Bhawna Sirohi, Consultant Medical Oncologist, Apollo Proton Cancer Centre, Chennai, India 

“Hospital resources have been either completely diverted to coronavirus treatment with cancer OPDs and day-care chemotherapy beds closed down or the actual capacity reduced to prioritize coronavirus patients. A culture of fear has decreased out-patient attendance of new cancer cases by 70% to 80%. A cancer crisis is looming ahead.”

Dr Gayatri Palat, MBBS, DNB, Associate Professor, Pain and Palliative Medicine, MNJ Institute of Oncology and Regional Cancer Center, Hyderabad, India

“Meeting the challenges of delivering palliative care posed by COVID-19 and lockdowns in Hyderabad, as cancer does not pause due to pandemics or lockdowns.
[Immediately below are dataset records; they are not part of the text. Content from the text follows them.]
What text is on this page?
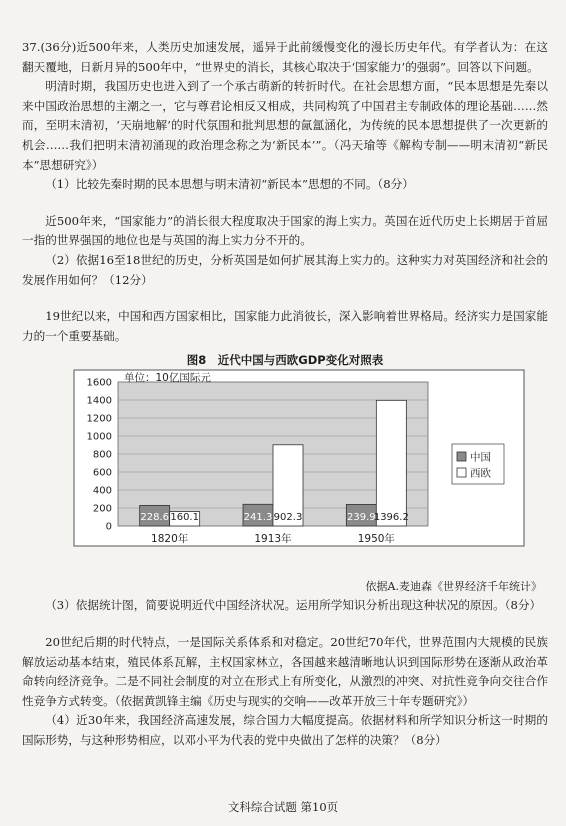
37.(36分)近500年来，人类历史加速发展，遥异于此前缓慢变化的漫长历史年代。有学者认为：在这翻天覆地，日新月异的500年中，“世界史的消长，其核心取决于‘国家能力’的强弱”。回答以下问题。

明清时期，我国历史也进入到了一个承古萌新的转折时代。在社会思想方面，“民本思想是先秦以来中国政治思想的主潮之一，它与尊君论相反又相成，共同构筑了中国君主专制政体的理论基础……然而，至明末清初，‘天崩地解’的时代氛围和批判思想的氤氲涵化，为传统的民本思想提供了一次更新的机会……我们把明末清初涌现的政治理念称之为‘新民本’”。（冯天瑜等《解构专制——明末清初“新民本”思想研究》）

（1）比较先秦时期的民本思想与明末清初“新民本”思想的不同。（8分）

近500年来，“国家能力”的消长很大程度取决于国家的海上实力。英国在近代历史上长期居于首屈一指的世界强国的地位也是与英国的海上实力分不开的。

（2）依据16至18世纪的历史，分析英国是如何扩展其海上实力的。这种实力对英国经济和社会的发展作用如何？（12分）

19世纪以来，中国和西方国家相比，国家能力此消彼长，深入影响着世界格局。经济实力是国家能力的一个重要基础。

图8　近代中国与西欧GDP变化对照表
单位：10亿国际元
0
200
400
600
800
1000
1200
1400
1600
228.6 160.1
1820年
241.3 902.3
1913年
239.9
1396.2
1950年
中国
西欧

依据A.麦迪森《世界经济千年统计》

（3）依据统计图，简要说明近代中国经济状况。运用所学知识分析出现这种状况的原因。（8分）

20世纪后期的时代特点，一是国际关系体系和对稳定。20世纪70年代，世界范围内大规模的民族解放运动基本结束，殖民体系瓦解，主权国家林立，各国越来越清晰地认识到国际形势在逐渐从政治革命转向经济竞争。二是不同社会制度的对立在形式上有所变化，从激烈的冲突、对抗性竞争向交往合作性竞争方式转变。（依据黄凯锋主编《历史与现实的交响——改革开放三十年专题研究》）

（4）近30年来，我国经济高速发展，综合国力大幅度提高。依据材料和所学知识分析这一时期的国际形势，与这种形势相应，以邓小平为代表的党中央做出了怎样的决策？（8分）

文科综合试题 第10页
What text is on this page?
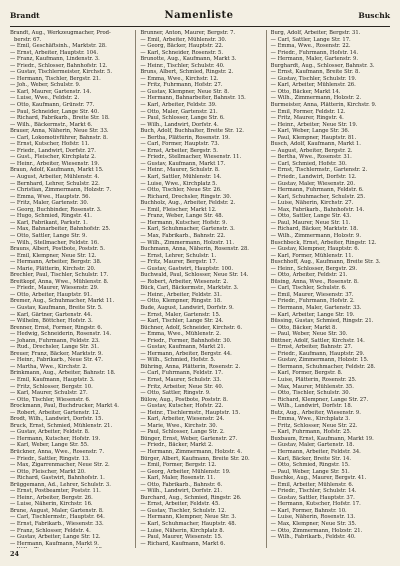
Brandt	Namenliste	Buschk

Brandt, Aug., Werkzeugmacher, Prod- berstr. 67.

— Emil, Geschäftsinh., Marktstr. 28.

— Ernst, Arbeiter, Hauptstr. 104.

— Franz, Kaufmann, Lindenstr. 3.

— Friedr., Schlosser, Bahnhofstr. 12.

— Gustav, Tischlermeister, Kirchstr. 5.

— Hermann, Tischler, Bergstr. 21.

— Joh., Weber, Schulstr. 9.

— Karl, Maurer, Gartenstr. 14.

— Luise, Wwe., Feldstr. 2.

— Otto, Kaufmann, Grünstr. 77.

— Paul, Schneider, Lange Str. 40.

— Richard, Fabrikarb., Breite Str. 18.

— Wilh., Bäckermstr., Markt 6.

Brauer, Anna, Näherin, Neue Str. 33.

— Carl, Lokomotivführer, Bahnstr. 8.

— Ernst, Kutscher, Hofstr. 11.

— Friedr., Landwirt, Dorfstr. 27.

— Gust., Fleischer, Kirchplatz 2.

— Heinr., Arbeiter, Wiesenstr. 19.

Braun, Adolf, Kaufmann, Markt 15.

— August, Arbeiter, Mühlenstr. 4.

— Bernhard, Lehrer, Schulstr. 22.

— Christian, Zimmermann, Holzstr. 7.

— Emma, Wwe., Hauptstr. 56.

— Fritz, Maler, Gartenstr. 30.

— Georg, Buchbinder, Rosenstr. 3.

— Hugo, Schmied, Ringstr. 41.

— Karl, Fabrikant, Parkstr. 1.

— Max, Bahnarbeiter, Bahnhofstr. 25.

— Otto, Sattler, Lange Str. 9.

— Wilh., Stellmacher, Feldstr. 16.

Brauns, Albert, Postbote, Poststr. 5.

— Emil, Klempner, Neue Str. 12.

— Hermann, Arbeiter, Bergstr. 38.

— Marie, Plätterin, Kirchstr. 20.

Brechler, Paul, Tischler, Schulstr. 17.

Breitkopf, Anna, Wwe., Mühlenstr. 8.

— Friedr., Maurer, Wiesenstr. 29.

— Otto, Arbeiter, Hauptstr. 91.

Bremer, Aug., Schuhmacher, Markt 11.

— Gustav, Kaufmann, Breite Str. 5.

— Karl, Gärtner, Gartenstr. 44.

— Wilhelm, Böttcher, Hofstr. 3.

Brenner, Ernst, Former, Ringstr. 6.

— Hedwig, Schneiderin, Rosenstr. 14.

— Johann, Fuhrmann, Feldstr. 23.

— Rud., Drechsler, Lange Str. 31.

Breuer, Franz, Bäcker, Marktstr. 9.

— Heinr., Fabrikarb., Neue Str. 47.

— Martha, Wwe., Kirchstr. 2.

Brinkmann, Aug., Arbeiter, Bahnstr. 18.

— Emil, Kaufmann, Hauptstr. 3.

— Fritz, Schlosser, Bergstr. 10.

— Karl, Maurer, Schulstr. 27.

— Otto, Tischler, Wiesenstr. 6.

Brockmann, Paul, Buchdrucker, Markt 4.

— Robert, Arbeiter, Gartenstr. 12.

Brodt, Wilh., Landwirt, Dorfstr. 15.

Bruck, Ernst, Schmied, Mühlenstr. 21.

— Gustav, Arbeiter, Feldstr. 8.

— Hermann, Kutscher, Hofstr. 19.

— Karl, Weber, Lange Str. 55.

Brückner, Anna, Wwe., Rosenstr. 7.

— Friedr., Sattler, Ringstr. 13.

— Max, Zigarrenmacher, Neue Str. 2.

— Otto, Fleischer, Markt 20.

— Richard, Gastwirt, Bahnhofstr. 1.

Brüggemann, Ad., Lehrer, Schulstr. 3.

— Ernst, Postbeamter, Poststr. 11.

— Heinr., Arbeiter, Bergstr. 26.

— Luise, Näherin, Kirchstr. 16.

Brune, August, Maler, Gartenstr. 8.

— Carl, Tischlermstr., Hauptstr. 64.

— Ernst, Fabrikarb., Wiesenstr. 33.

— Franz, Schlosser, Feldstr. 4.

— Gustav, Arbeiter, Lange Str. 12.

— Hermann, Kaufmann, Markt 9.

Brunner, Anton, Maurer, Bergstr. 7.

— Emil, Arbeiter, Mühlenstr. 30.

— Georg, Bäcker, Hauptstr. 22.

— Karl, Schneider, Rosenstr. 5.

Brunotte, Aug., Kaufmann, Markt 3.

— Heinr., Tischler, Schulstr. 40.

Bruns, Albert, Schmied, Ringstr. 2.

— Emma, Wwe., Kirchstr. 12.

— Fritz, Fuhrmann, Hofstr. 27.

— Gustav, Klempner, Neue Str. 8.

— Hermann, Bahnarbeiter, Bahnstr. 15.

— Karl, Arbeiter, Feldstr. 39.

— Otto, Maler, Gartenstr. 21.

— Paul, Schlosser, Lange Str. 6.

— Wilh., Landwirt, Dorfstr. 4.

Buch, Adolf, Buchhalter, Breite Str. 12.

— Bertha, Plätterin, Rosenstr. 19.

— Carl, Former, Hauptstr. 73.

— Ernst, Arbeiter, Bergstr. 5.

— Friedr., Stellmacher, Wiesenstr. 11.

— Gustav, Kaufmann, Markt 17.

— Heinr., Maurer, Schulstr. 8.

— Karl, Sattler, Mühlenstr. 14.

— Luise, Wwe., Kirchplatz 5.

— Otto, Tischler, Neue Str. 26.

— Richard, Drechsler, Ringstr. 30.

Buchholz, Aug., Arbeiter, Feldstr. 2.

— Emil, Fleischer, Markt 12.

— Franz, Weber, Lange Str. 48.

— Hermann, Kutscher, Hofstr. 9.

— Karl, Schuhmacher, Gartenstr. 3.

— Max, Fabrikarb., Bahnstr. 22.

— Wilh., Zimmermann, Holzstr. 11.

Buchmann, Anna, Näherin, Rosenstr. 28.

— Ernst, Lehrer, Schulstr. 1.

— Fritz, Maurer, Bergstr. 17.

— Gustav, Gastwirt, Hauptstr. 100.

Buchwald, Paul, Schlosser, Neue Str. 14.

— Robert, Arbeiter, Wiesenstr. 2.

Bück, Carl, Bäckermstr., Marktstr. 3.

— Heinr., Arbeiter, Feldstr. 31.

— Otto, Klempner, Ringstr. 18.

Bude, August, Landwirt, Dorfstr. 9.

— Ernst, Maler, Gartenstr. 15.

— Karl, Tischler, Lange Str. 24.

Büchner, Adolf, Schneider, Kirchstr. 6.

— Emma, Wwe., Mühlenstr. 2.

— Friedr., Former, Bahnhofstr. 30.

— Gustav, Kaufmann, Markt 21.

— Hermann, Arbeiter, Bergstr. 44.

— Wilh., Schmied, Hofstr. 5.

Bühring, Anna, Plätterin, Rosenstr. 2.

— Carl, Fuhrmann, Feldstr. 17.

— Ernst, Maurer, Schulstr. 33.

— Fritz, Arbeiter, Neue Str. 40.

— Otto, Sattler, Ringstr. 9.

Bülow, Aug., Postbote, Poststr. 8.

— Gustav, Kutscher, Hofstr. 22.

— Heinr., Tischlermstr., Hauptstr. 15.

— Karl, Arbeiter, Wiesenstr. 24.

— Marie, Wwe., Kirchstr. 30.

— Paul, Schlosser, Lange Str. 2.

Bünger, Ernst, Weber, Gartenstr. 27.

— Friedr., Bäcker, Markt 2.

— Hermann, Zimmermann, Holzstr. 4.

Bürger, Albert, Kaufmann, Breite Str. 20.

— Emil, Former, Bergstr. 12.

— Georg, Arbeiter, Mühlenstr. 19.

— Karl, Maler, Rosenstr. 11.

— Otto, Fabrikarb., Bahnstr. 6.

— Wilh., Landwirt, Dorfstr. 21.

Burchard, Aug., Schmied, Ringstr. 26.

— Ernst, Arbeiter, Feldstr. 45.

— Gustav, Tischler, Schulstr. 12.

— Hermann, Klempner, Neue Str. 3.

— Karl, Schuhmacher, Hauptstr. 48.

— Luise, Näherin, Kirchplatz 8.

— Paul, Maurer, Wiesenstr. 15.

— Richard, Kaufmann, Markt 6.

Burg, Adolf, Arbeiter, Bergstr. 31.

— Carl, Sattler, Lange Str. 17.

— Emma, Wwe., Rosenstr. 22.

— Friedr., Fuhrmann, Hofstr. 14.

— Hermann, Maler, Gartenstr. 9.

Burghardt, Aug., Schlosser, Bahnstr. 3.

— Ernst, Kaufmann, Breite Str. 8.

— Gustav, Tischler, Schulstr. 19.

— Karl, Arbeiter, Mühlenstr. 26.

— Otto, Bäcker, Markt 14.

— Wilh., Zimmermann, Holzstr. 2.

Burmeister, Anna, Plätterin, Kirchstr. 9.

— Emil, Former, Feldstr. 12.

— Fritz, Maurer, Ringstr. 4.

— Heinr., Arbeiter, Neue Str. 19.

— Karl, Weber, Lange Str. 36.

— Paul, Klempner, Hauptstr. 81.

Busch, Adolf, Kaufmann, Markt 1.

— August, Arbeiter, Bergstr. 2.

— Bertha, Wwe., Rosenstr. 31.

— Carl, Schmied, Hofstr. 30.

— Ernst, Tischlermstr., Gartenstr. 2.

— Friedr., Landwirt, Dorfstr. 12.

— Gustav, Maler, Wiesenstr. 20.

— Hermann, Fuhrmann, Feldstr. 6.

— Karl, Schuhmacher, Schulstr. 25.

— Luise, Näherin, Kirchstr. 27.

— Max, Fabrikarb., Bahnhofstr. 14.

— Otto, Sattler, Lange Str. 43.

— Paul, Maurer, Neue Str. 11.

— Richard, Bäcker, Marktstr. 18.

— Wilh., Zimmermann, Holzstr. 9.

Buschbeck, Ernst, Arbeiter, Ringstr. 12.

— Gustav, Klempner, Hauptstr. 6.

— Karl, Former, Mühlenstr. 11.

Buschhoff, Aug., Kaufmann, Breite Str. 3.

— Heinr., Schlosser, Bergstr. 29.

— Otto, Arbeiter, Feldstr. 21.

Büsing, Anna, Wwe., Rosenstr. 8.

— Carl, Tischler, Schulstr. 6.

— Emil, Maurer, Wiesenstr. 37.

— Friedr., Fuhrmann, Hofstr. 2.

— Hermann, Maler, Gartenstr. 33.

— Karl, Arbeiter, Lange Str. 19.

Büssing, Gustav, Schmied, Ringstr. 21.

— Otto, Bäcker, Markt 8.

— Paul, Weber, Neue Str. 30.

Büttner, Adolf, Sattler, Kirchstr. 14.

— Ernst, Arbeiter, Bahnstr. 27.

— Friedr., Kaufmann, Hauptstr. 29.

— Gustav, Zimmermann, Holzstr. 15.

— Hermann, Schuhmacher, Feldstr. 28.

— Karl, Former, Bergstr. 8.

— Luise, Plätterin, Rosenstr. 25.

— Max, Maurer, Mühlenstr. 35.

— Otto, Tischler, Schulstr. 30.

— Richard, Klempner, Lange Str. 27.

— Wilh., Landwirt, Dorfstr. 18.

Butz, Aug., Arbeiter, Wiesenstr. 9.

— Emma, Wwe., Kirchplatz 3.

— Fritz, Schlosser, Neue Str. 22.

— Karl, Fuhrmann, Hofstr. 25.

Buxbaum, Ernst, Kaufmann, Markt 19.

— Gustav, Maler, Gartenstr. 18.

— Hermann, Arbeiter, Feldstr. 34.

— Karl, Bäcker, Breite Str. 14.

— Otto, Schmied, Ringstr. 15.

— Paul, Weber, Lange Str. 51.

Buschke, Aug., Maurer, Bergstr. 41.

— Emil, Arbeiter, Mühlenstr. 6.

— Friedr., Tischler, Schulstr. 14.

— Gustav, Sattler, Hauptstr. 37.

— Hermann, Kutscher, Hofstr. 17.

— Karl, Former, Bahnstr. 10.

— Luise, Näherin, Rosenstr. 13.

— Max, Klempner, Neue Str. 35.

— Otto, Zimmermann, Holzstr. 21.

— Wilh., Fabrikarb., Feldstr. 40.

24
The current pandemic and the subsequent lockdowns resulted in cancer treatment getting disrupted for many, impacting on their survival, increased suffering and the need for palliative care. The local NGO, Pain Relief and Palliative Care Society, Hyderabad, supported by Two Worlds Cancer Collaboration–INCTR Canada, rose to this challenge by ensuring palliative care services continued uninterrupted looking after these patients. This could be achieved by taking steps such as establishing protocols, holding regular educative sessions by ECHO to remove apprehensions amongst staff and to teach about the PPE, hand hygiene and social distancing, ensuring sufficient PPE and virtual care.